The Park Service initially partnered with the Colorado Division of Wildlife in the summer and fall of 2011 to try to trap the bear. That effort was unsuccessful, and the bear went into hibernation.
Then, on May 17, a ranger living in the cabin at the Gates of Lodore campground awoke about 5 a.m. to the sound of the bear trying to rip the screen door off the cabin.
"We made the decision that we had to (destroy the bear) in the interest of public safety," monument superintendent Mary Risser said at the time, adding that relocating a bear who is habituated to humans "usually doesn't work."
On May 27, the bear again entered the campground and stole food from two campsites, despite the efforts of people to scare it off. That's when a ranger shot and killed the animal, which was easily identified as the problem bear because of a "distinctive brown marking," Risser said.

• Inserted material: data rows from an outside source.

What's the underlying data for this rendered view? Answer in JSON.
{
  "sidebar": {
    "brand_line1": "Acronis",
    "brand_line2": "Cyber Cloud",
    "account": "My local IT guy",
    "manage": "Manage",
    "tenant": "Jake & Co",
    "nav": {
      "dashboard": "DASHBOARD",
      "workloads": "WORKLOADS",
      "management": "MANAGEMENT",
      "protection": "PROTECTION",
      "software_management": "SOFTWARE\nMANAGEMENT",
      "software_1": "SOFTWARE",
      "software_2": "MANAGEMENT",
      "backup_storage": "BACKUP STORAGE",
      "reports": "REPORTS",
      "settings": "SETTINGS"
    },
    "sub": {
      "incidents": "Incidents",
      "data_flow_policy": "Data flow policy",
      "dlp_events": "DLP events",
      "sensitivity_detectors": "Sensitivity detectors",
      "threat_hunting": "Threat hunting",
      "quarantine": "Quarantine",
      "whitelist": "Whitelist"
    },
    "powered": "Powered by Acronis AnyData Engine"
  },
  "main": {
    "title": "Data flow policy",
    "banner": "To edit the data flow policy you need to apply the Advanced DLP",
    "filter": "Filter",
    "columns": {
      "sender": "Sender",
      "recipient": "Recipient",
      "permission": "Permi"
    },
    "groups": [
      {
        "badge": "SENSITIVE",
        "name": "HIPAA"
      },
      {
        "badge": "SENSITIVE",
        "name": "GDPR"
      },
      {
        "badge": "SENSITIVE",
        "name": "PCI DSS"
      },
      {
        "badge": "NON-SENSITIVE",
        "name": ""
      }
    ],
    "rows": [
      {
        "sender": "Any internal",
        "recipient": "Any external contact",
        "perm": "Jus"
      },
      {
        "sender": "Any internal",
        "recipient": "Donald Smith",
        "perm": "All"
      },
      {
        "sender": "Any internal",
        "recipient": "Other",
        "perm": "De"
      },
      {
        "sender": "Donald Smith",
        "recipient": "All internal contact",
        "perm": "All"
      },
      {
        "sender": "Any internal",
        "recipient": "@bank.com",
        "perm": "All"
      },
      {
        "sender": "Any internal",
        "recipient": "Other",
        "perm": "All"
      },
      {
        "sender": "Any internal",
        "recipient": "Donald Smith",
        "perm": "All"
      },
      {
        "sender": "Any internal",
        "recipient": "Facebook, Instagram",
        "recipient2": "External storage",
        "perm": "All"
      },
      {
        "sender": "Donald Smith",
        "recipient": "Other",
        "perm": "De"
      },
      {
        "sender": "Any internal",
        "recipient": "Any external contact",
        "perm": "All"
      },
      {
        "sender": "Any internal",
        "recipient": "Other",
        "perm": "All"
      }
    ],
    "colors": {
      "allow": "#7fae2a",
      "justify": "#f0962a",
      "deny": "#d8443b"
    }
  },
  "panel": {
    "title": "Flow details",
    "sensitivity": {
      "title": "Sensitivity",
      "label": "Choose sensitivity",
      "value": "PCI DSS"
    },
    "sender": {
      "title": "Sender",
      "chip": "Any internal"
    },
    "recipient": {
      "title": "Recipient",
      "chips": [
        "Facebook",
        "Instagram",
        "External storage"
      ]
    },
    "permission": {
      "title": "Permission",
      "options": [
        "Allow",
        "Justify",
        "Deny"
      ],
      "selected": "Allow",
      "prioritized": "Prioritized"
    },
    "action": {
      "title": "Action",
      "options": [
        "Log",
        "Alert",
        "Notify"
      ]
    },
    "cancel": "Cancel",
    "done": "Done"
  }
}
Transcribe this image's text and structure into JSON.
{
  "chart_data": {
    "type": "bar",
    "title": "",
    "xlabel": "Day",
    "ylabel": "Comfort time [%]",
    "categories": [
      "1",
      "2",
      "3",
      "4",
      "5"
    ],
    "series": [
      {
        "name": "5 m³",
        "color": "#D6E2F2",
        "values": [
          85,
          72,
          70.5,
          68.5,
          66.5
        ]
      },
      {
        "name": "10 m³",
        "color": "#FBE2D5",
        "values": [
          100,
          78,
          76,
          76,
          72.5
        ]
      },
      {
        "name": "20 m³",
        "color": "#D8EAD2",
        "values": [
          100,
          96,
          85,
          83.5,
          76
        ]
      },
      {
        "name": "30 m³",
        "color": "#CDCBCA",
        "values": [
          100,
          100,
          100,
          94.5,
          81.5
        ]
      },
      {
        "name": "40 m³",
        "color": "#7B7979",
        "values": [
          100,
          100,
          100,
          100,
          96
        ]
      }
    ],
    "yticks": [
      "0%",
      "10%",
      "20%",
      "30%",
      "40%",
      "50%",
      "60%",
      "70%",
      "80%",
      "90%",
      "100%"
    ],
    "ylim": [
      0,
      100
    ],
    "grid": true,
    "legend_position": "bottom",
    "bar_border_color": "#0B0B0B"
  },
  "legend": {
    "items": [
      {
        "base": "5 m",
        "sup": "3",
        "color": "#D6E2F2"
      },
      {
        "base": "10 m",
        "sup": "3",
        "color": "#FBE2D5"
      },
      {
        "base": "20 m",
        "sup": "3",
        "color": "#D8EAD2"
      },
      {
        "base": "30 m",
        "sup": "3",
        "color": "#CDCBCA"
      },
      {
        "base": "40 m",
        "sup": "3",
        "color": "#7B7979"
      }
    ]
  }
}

"A lot of people, when they look at sagebrush environments, don't think of them as bear habitats, but they are," Johnson said, noting that Dinosaur National Monument has also had an increase in bear sightings this year.
Johnson and Stewart agreed that drought conditions have been hard on the state's bears and have probably led to more sightings of the animals.
"There really isn't anything out there for them to eat," Stewart said. "If you go up on the mountains, you're not seeing the berries, you're not seeing the nuts and things like that."
That means the bears are expanding their range, which often brings them into contact with humans. And when those humans leave food, garbage or animal feed out, it draws the bears in, Stewart said.
"(Bears) will come in smelling that stuff, and they'll check it out," he said. "If they don't find food, they'll move on. If they do find food, then it becomes a habit and that's when we have to step in."
The best way to reduce the likelihood of having an unwanted encounter with a bear while camping is to maintain a clean campsite, Stewart said.
Store food, drinks and other scented items like deodorants in a vehicle, a bear-safe container or in a bag tied to a tree. Dispose of trash in bear-proof Dumpsters. Wipe down picnic tables, burn food off grills, change clothes after cooking, and store those clothes like you would food.
"The bears are on the last stretch now. They've got to put on as much weight as they can (before they hibernate)," Stewart said. "So we've still got two or three months of possible bear problems."